13.03.2025: GST rate rationalisation: Govt unlikely to bring 35% slab, may cut taxes on essentials: Sources

With all eyes on the GST rate rationalisation exercise, which aims to ease the tax burden on the common man, CNBC-TV18 has learnt from sources that the government is not in favour of introducing a new “special rate” slab of 35%, as proposed by the Group of Ministers (GoM) on GST rates.

The GoM had proposed a 35% GST rate for tobacco and aerated beverages, sources said. Currently, most tobacco products attract a 28% GST, except for tobacco leaves, which are taxed at 5% under the reverse charge mechanism, shifting the tax liability to the buyer instead of the supplier.
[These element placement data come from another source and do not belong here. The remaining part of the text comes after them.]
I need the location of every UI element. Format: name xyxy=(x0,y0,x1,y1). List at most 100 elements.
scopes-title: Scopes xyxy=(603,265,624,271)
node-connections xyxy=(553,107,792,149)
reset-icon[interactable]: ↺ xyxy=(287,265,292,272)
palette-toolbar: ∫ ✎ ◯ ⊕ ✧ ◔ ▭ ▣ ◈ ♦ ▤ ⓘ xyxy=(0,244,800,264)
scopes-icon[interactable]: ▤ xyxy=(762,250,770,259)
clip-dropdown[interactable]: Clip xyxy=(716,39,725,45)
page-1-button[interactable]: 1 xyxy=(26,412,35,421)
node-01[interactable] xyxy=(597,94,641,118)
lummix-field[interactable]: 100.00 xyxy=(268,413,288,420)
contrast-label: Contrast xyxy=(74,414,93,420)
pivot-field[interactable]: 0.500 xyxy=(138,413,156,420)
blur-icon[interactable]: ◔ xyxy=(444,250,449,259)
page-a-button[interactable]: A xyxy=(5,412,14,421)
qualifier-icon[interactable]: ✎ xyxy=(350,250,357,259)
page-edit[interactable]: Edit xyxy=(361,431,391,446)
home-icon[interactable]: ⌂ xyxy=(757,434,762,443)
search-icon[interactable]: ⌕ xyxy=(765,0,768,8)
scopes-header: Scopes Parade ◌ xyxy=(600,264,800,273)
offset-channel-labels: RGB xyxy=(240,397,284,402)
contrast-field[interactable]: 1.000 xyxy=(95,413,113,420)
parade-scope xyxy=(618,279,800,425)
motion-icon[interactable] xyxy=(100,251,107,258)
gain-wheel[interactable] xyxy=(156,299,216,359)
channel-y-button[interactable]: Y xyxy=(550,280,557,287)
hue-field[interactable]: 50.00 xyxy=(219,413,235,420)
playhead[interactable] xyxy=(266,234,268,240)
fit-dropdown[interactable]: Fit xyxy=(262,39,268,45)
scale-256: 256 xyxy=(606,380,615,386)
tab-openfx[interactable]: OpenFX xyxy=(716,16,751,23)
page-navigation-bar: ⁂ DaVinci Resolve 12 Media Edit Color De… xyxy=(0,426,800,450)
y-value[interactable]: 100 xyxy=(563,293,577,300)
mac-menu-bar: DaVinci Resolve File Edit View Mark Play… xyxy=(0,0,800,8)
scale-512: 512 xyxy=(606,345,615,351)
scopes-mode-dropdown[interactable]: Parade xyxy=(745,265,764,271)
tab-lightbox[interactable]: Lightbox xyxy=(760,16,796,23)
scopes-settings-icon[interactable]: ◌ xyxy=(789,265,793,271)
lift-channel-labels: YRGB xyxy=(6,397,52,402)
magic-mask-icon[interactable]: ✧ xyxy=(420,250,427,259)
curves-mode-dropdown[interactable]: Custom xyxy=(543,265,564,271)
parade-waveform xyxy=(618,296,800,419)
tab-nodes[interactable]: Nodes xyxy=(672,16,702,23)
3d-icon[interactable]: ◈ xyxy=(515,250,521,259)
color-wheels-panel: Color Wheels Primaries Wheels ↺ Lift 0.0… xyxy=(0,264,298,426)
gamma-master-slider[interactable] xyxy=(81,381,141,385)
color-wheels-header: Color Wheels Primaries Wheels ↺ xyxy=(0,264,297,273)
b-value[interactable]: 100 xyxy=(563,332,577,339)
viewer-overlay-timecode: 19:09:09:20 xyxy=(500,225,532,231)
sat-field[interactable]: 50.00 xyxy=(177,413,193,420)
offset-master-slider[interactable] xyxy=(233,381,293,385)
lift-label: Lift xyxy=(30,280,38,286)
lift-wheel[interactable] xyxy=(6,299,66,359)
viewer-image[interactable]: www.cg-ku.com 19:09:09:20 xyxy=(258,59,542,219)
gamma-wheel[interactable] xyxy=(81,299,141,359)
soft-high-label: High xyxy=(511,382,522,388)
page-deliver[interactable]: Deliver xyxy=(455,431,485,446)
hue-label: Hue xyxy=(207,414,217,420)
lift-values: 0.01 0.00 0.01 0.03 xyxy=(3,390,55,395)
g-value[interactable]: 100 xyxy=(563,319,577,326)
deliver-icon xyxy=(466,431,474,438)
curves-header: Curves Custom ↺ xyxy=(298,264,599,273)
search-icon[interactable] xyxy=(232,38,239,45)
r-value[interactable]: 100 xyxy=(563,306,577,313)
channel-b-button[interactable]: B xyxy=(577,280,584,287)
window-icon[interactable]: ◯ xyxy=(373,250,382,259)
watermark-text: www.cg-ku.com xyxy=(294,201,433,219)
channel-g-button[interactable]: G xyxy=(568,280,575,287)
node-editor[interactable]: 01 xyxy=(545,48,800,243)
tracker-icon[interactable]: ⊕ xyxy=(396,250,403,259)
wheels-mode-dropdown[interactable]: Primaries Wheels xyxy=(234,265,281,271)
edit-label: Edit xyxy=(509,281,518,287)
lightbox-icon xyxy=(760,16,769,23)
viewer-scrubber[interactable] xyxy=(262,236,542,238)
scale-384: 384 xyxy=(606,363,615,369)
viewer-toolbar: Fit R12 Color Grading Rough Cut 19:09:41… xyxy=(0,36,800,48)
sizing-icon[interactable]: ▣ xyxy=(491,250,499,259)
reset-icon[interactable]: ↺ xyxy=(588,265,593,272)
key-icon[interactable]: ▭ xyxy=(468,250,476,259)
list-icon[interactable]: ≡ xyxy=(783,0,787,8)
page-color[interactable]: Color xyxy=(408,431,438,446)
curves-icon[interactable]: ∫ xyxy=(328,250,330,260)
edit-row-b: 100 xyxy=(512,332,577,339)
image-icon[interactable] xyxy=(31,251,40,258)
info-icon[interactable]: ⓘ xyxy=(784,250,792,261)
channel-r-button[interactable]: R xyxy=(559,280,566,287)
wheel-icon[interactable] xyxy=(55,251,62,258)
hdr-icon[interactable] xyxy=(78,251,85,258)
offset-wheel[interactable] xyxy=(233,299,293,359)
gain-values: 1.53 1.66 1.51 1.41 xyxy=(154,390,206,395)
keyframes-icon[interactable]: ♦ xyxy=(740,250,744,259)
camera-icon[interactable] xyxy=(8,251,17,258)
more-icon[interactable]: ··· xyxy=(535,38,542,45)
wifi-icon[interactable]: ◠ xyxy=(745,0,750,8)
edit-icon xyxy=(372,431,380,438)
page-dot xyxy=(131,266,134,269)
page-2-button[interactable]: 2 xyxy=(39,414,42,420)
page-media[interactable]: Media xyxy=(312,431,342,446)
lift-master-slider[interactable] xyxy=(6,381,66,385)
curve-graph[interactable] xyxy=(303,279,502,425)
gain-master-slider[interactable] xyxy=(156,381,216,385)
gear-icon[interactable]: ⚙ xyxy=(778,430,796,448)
Additionally, a steep compensation cess is levied on tobacco products over and above the 28% GST, making them one of the most heavily taxed items under the regime. The cess rates on tobacco range from 11% to a staggering 290%.

Similarly, carbonated and aerated beverages fall under the highest GST slab of 28%, along with an additional 12% compensation cess, irrespective of sugar or fruit content.

Additionally, sources said, “The government is also not in favour of the GoM’s proposal to have separate rates for items based on prices, such as hiking GST on luxury watches, handbags, clothes, and other high-end goods, as it believes this could complicate compliance.”

The GoM also proposed hiking GST on high-end textiles, keeping 5% for items up to ₹1,500, but raising it to 18% for ₹1,500-₹10,000 and 28% for above ₹10,000, aligning them with luxury goods.

It also recommended increasing GST on wristwatches above ₹25,000 and shoes over ₹15,000 from 18% to 28%.

However, the government is open to increasing GST rates on less frequently used items, such as hair dryers, curlers, and select makeup kits, shifting them back to the 28% slab from the current 18%.

On the other hand, when it comes to food items, “the broad intent in the government is to reduce the rates, and it is likely to propose keeping as many commonly used items as possible in the 5% slab,” sources added.

Finance Minister Nirmala Sitharaman on Saturday hinted at an upcoming reduction in GST rates. Speaking at an ET Awards event, she confirmed that the work on rationalising GST rates is nearing completion.

“I have personally taken it upon myself to review the committees’ work and take it to the GST Council for a final decision. We are very close to making some critical decisions on rate reductions and the number of slabs,” Sitharaman said.

She added, “I have been clear that rates will come down. When GST was launched, the revenue-neutral rate was 15.8%. Since then, it has come down to 11.4%… There is no item for which the GST rate has increased. In fact, it has gone down, and we will continue this trend.”

Balancing tax reduction with revenue neutrality

Overall, sources shared that “the current rate rationalisation exercise will be based on the principles of reducing the tax burden and not solely on revenue augmentation.” The government is also evaluating whether rationalisation can be combined with the merger of slabs, while ensuring revenue neutrality and financial stability for states.

The GoM’s report on rate rationalisation is currently under review by the GST Council Chairman and Finance Minister Sitharaman. The GoM, led by Bihar Deputy CM Samrat Chaudhary, submitted its report in December 2024, and sources indicate that the government may take up the review in the next GST Council meeting.